Teil C (Reiseabbruchversicherung)
1. Voraussetzung für den Versicherungsschutz ist, dass durch den Eintritt eines versicherten Ereignisses im Sinne von Teil C 1.1 und Teil C 1.2 die Reiseunfähigkeit bei der versicherten Person nach der allgemeinen Lebenserfahrung zu erwarten ist. Die Fortsetzung oder planmäßige Beendigung der Reise kann ihr deshalb objektiv nicht zugemutet werden.
1.1. Bei der versicherten Person oder einer Risikoperson - unabhängig davon, ob die Risikoperson mitreist oder nicht - tritt eines der folgenden Ereignisse ein:
- schwere, unerwartete Erkrankung [...]
1.2.1.3 Persönliche Quarantäne: Unerwartete Anordnung einer persönlichen Quarantäne durch eine öffentliche Behörde gegenüber der in Teil C 1.2 genannten Person.
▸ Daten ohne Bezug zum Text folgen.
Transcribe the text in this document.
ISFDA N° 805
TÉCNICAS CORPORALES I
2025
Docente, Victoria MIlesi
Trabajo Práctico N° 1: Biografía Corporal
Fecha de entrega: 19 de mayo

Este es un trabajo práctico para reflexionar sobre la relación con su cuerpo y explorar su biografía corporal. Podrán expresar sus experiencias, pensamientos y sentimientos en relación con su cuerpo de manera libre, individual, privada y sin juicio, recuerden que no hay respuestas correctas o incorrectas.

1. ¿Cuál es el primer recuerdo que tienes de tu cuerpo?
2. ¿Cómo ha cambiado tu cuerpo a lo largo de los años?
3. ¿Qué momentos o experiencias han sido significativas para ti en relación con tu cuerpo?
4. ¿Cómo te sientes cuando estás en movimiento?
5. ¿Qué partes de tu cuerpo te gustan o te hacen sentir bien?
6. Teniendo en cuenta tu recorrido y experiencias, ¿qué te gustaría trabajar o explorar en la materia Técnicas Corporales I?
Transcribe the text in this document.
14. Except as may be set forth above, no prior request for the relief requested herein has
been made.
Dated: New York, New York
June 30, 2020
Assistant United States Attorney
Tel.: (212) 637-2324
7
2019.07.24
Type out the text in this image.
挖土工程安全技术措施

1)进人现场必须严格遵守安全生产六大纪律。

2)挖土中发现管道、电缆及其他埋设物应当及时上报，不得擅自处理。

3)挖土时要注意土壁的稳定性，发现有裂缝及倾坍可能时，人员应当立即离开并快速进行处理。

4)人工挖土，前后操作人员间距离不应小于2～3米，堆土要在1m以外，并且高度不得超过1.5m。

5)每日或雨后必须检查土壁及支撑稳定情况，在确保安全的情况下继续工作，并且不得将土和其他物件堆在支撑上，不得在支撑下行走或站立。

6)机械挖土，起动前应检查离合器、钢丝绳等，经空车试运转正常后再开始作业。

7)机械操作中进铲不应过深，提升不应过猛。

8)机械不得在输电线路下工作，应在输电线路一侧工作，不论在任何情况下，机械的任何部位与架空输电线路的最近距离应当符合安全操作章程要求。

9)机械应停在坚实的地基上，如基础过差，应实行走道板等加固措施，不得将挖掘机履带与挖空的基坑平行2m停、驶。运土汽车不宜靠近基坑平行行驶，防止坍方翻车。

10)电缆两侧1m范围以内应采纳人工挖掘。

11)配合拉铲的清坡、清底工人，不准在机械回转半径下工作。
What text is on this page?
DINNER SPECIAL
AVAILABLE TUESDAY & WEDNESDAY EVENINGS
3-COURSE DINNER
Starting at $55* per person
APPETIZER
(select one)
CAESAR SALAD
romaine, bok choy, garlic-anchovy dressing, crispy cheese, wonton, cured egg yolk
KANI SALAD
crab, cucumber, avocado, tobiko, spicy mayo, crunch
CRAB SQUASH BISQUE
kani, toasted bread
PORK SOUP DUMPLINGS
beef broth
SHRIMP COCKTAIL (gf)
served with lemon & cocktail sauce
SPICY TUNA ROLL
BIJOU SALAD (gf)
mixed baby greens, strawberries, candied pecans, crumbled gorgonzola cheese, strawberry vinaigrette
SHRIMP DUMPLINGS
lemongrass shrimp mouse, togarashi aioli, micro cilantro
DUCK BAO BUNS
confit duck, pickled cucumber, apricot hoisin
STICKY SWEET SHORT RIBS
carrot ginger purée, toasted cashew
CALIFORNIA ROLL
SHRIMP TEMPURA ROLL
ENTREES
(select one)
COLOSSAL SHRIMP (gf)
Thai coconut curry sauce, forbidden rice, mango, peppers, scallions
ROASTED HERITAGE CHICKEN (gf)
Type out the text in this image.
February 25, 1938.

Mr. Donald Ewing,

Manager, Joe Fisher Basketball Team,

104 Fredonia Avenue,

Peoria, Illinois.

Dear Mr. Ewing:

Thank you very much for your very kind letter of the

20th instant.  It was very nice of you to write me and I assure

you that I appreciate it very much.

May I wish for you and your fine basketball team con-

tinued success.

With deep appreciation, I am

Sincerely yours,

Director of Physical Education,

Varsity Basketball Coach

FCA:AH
Grund dafür ist der Verdacht, dass diese Person mit einer ansteckenden Erkrankung (einschließlich einer epidemischen oder pandemischen Erkrankung, z.B. COVIO.19) in Berührung gekommen ist.
2.1.1.1 Müssen Sie aus einem der gemäß Teil C 1. versicherten Ereignisse die Reise vorzeitig abbrechen, erstatten wir den kompletten Reisepreis bei Abbruch der Reise innerhalb der ersten Hälfte der versicherten Reise, maximal jedoch in den ersten acht Reisetagen, bis zur Höhe des versicherten Reisepreises.